Preheat the oven to 200° C (400° F). Lay 18 little paper cake cases in bun tins, and beat all the cake ingredients together in a mixing bowl with an electric whisk for two to three minutes, until the cake mixture is pale, smooth and fluffy. Divide the mixture between the cases (they should each be about half-full).

Bake in the hot oven for between 15 and 20 minutes. Devotees of this blog should be familiar with the Dr Weasel Aural Method of cake testing – when your little cakes come out of the oven, bring an ear close to them and listen carefully. If the cake is making tiny prickling noises, it is not ready: return it to the oven for a couple of minutes. A finished cake is silent. As Emily points out in the comments, a finished cake may not be *entirely* silent. Minimal prickling noises are allowed – do not allow your cakes to carbonise.

Put the cakes in their paper cases on a wire rack to cool. While they are cooling, make the buttercream icing by using your electric whisk to beat the butter, water and icing sugar together until it too is pale, smooth and fluffy. Spread the icing on the cakes when they are cold, and decorate any way you like.

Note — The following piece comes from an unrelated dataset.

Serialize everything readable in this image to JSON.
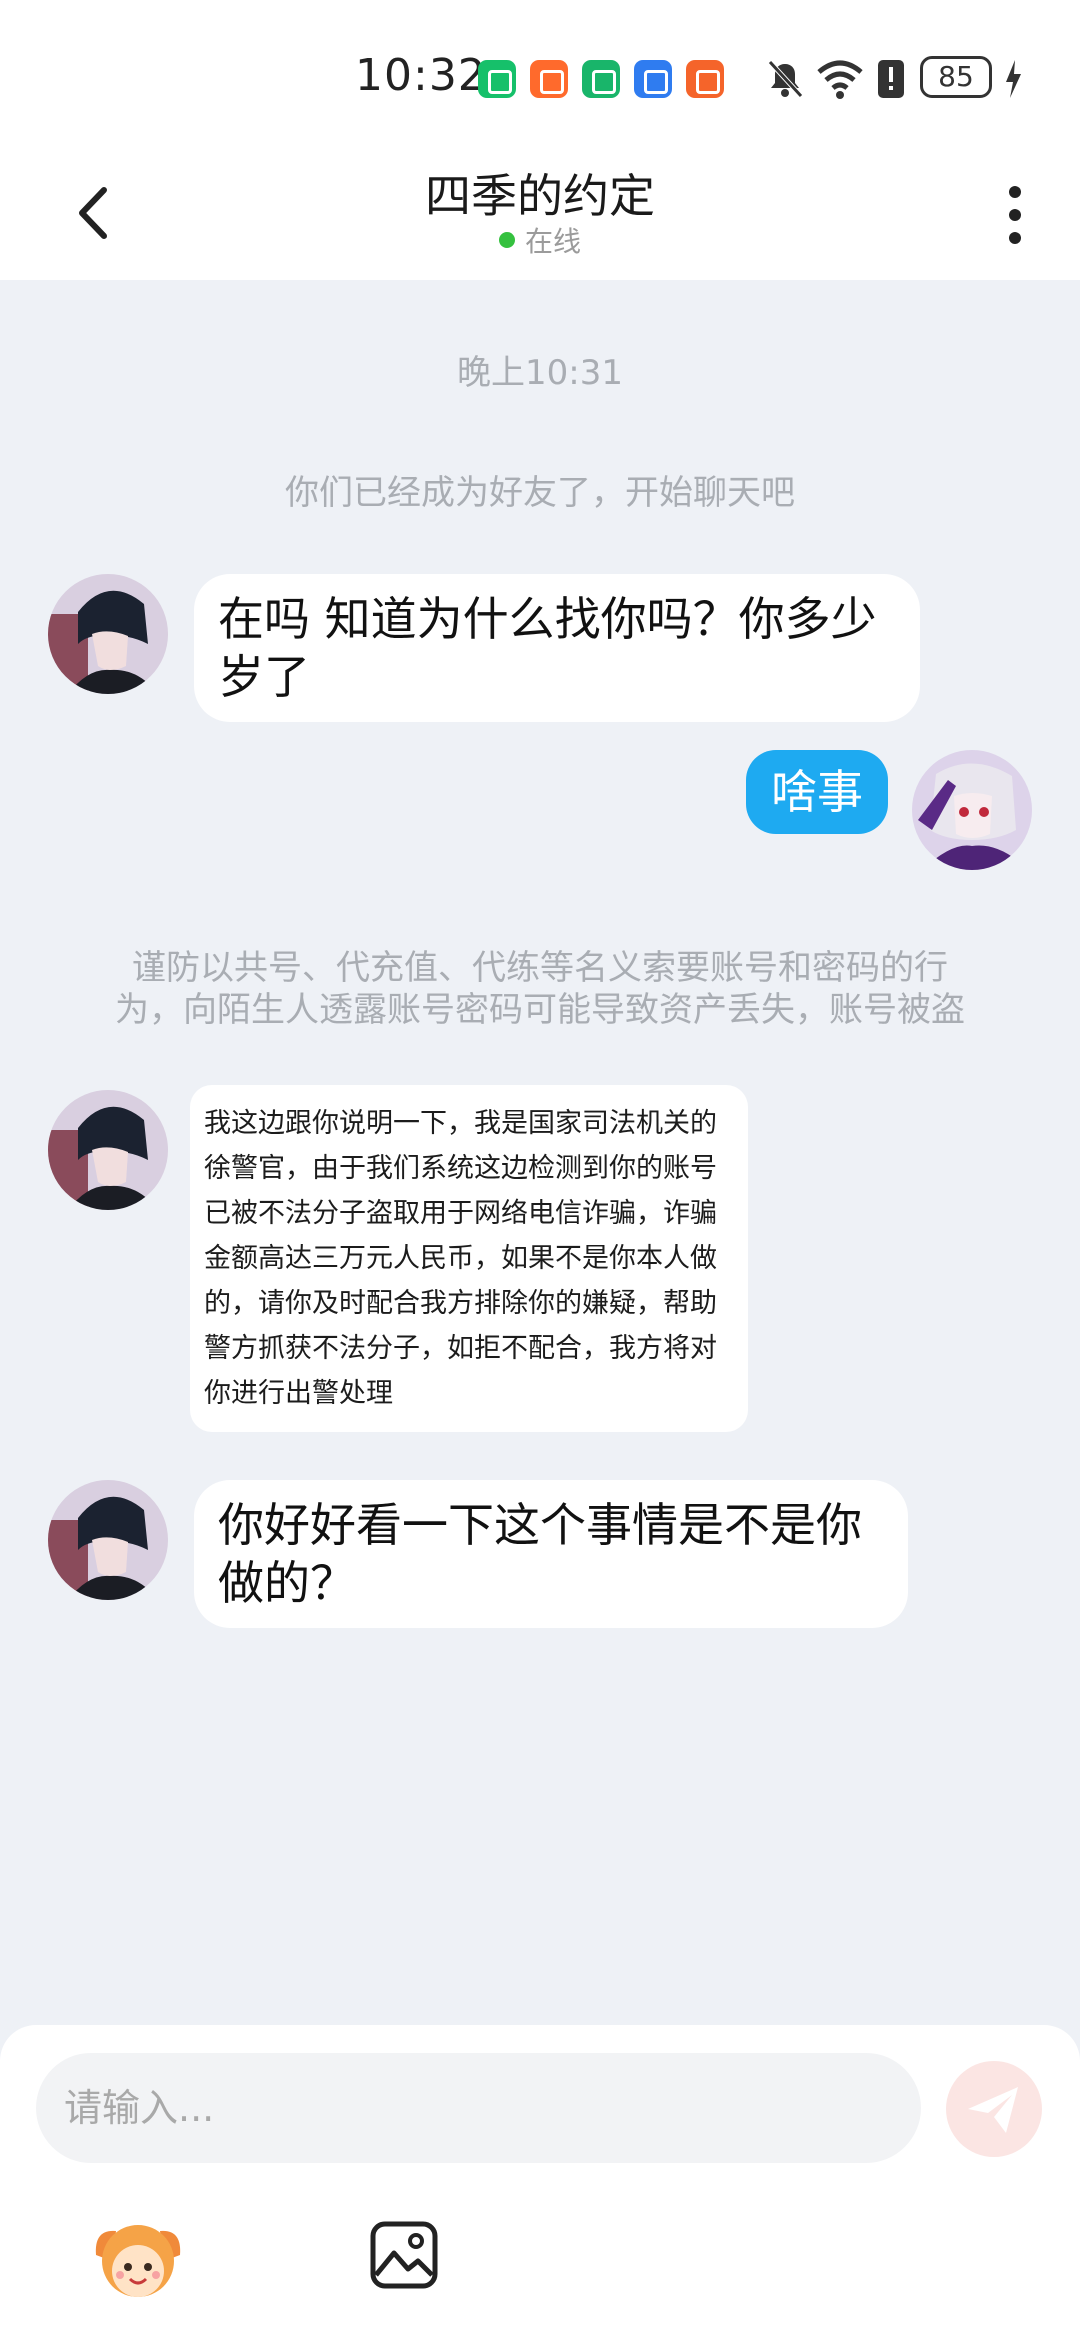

4 Replies to “Currant cakes”

  1. I’m sorry, but I’m going to have to contest the good Dr’s cake method – mine were still ‘prickling’ long after I took them out because they were on the verge of turning black 😛

    Great recipe though, or at least I think it would have been if mine hadn’t been hideously overcooked cos I was waiting for them to stop prickling! hehe!

  2. Disaster! I’m awfully sorry, Emily – hope you have another go. In future I shall advise taking them out when they are prickling mildly, rather than waiting for the prickling to stop completely, just to be on the safe side. (Actually, I think I’ll go and make a note of that in the post above right now.)

  3. Ooh I was mentioned! Worry not, had I any initiative I would probably have taken the cakes out earlier despite the fact that they were not silent. Sadly, it was the end of a long hard day and I was only capable of following instructions to the letter like a zombie (in a way that, it must be noted, exasperates me when my Year 7 students do it and end up doing silly things as a result – just like I did!)